A charcoal inscription recently unearthed on the walls of a house in Pompeii seems to suggest that the ancient Roman city was destroyed by the eruption of Mount Vesuvius in 79 AD two months later than traditionally assumed.
Un until now, the eruption had been ‘officially’ dated to August 24, based on the only written account of the disaster, penned by historian Pliny the Younger, who saw the eruption from some 30 km away. Pliny wrote the two letters describing the eruption of Mount Vesuvius in great detail approximately 25 years after the event, in response to the request of a friend, the historian Tacitus. The originals have not survived, and copies transcribed during the Middle Ages report different dates, ranging from August to November.
Some researchers have long supported a ‘fall theory’ of the eruption, based on a number of elements found at the site which seem to point to the autumn season rather than summer: people buried in the ash appear to have been wearing heavier clothing; braziers were found in the houses; fruit and vegetables in the shops were typical of October (for example chestnuts, walnuts and dates, pomegranates put to dry), while summer fruit typical of August such as figs and prunes were being sold in dried form; wine fermenting jars had been sealed as would have been typical of the end of October.
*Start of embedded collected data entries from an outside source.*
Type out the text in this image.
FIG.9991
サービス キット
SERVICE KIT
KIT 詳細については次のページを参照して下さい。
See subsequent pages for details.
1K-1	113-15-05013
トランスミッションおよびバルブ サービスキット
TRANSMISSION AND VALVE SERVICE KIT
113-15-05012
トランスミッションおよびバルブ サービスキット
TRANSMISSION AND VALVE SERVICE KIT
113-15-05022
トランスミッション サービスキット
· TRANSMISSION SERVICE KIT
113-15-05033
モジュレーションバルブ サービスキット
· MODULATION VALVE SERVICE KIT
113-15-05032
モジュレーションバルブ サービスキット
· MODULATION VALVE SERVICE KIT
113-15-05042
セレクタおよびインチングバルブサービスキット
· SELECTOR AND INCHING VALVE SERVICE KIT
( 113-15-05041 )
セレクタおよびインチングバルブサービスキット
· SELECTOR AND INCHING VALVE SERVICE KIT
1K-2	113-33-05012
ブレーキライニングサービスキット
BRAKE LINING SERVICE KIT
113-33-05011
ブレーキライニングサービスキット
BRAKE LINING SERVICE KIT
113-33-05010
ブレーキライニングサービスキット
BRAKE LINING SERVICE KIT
The inscription may help confirm the fall theory. Found on the wall of the ‘Casa con Giardino’ (House with Garden), which only recently resurfaced, it reports a date – ‘XVI K NOV’ – which corresponds to October 17: the 16th day (XVI) before the calends (K – calends is the Roman term for the first day of the month) of November (NOV).
The director of the Parco Archeologico di Pompeii, Prof. Massimo Osanna, posted the full inscription on his Instagram account, and relative translation:
“XVI (ante) K(alends) Nov(embres) in[d]ulsit pro masumis esurit[ioni].
Il 17 ottobre lui indulse al cibo in modo smodato.”
(On October 17, he over-indulged in food.)
The inscription doesn't give the year, however archaeologists think it couldn’t have been preserved for years prior to the eruption because charcoal is fragile and would have faded or been rubbed off.
The latest in a series of important finds made during recent excavations of the Regio V section of Pompeii, the inscription, says Italy’s Culture Minister Bonisoli, “could change the history books.”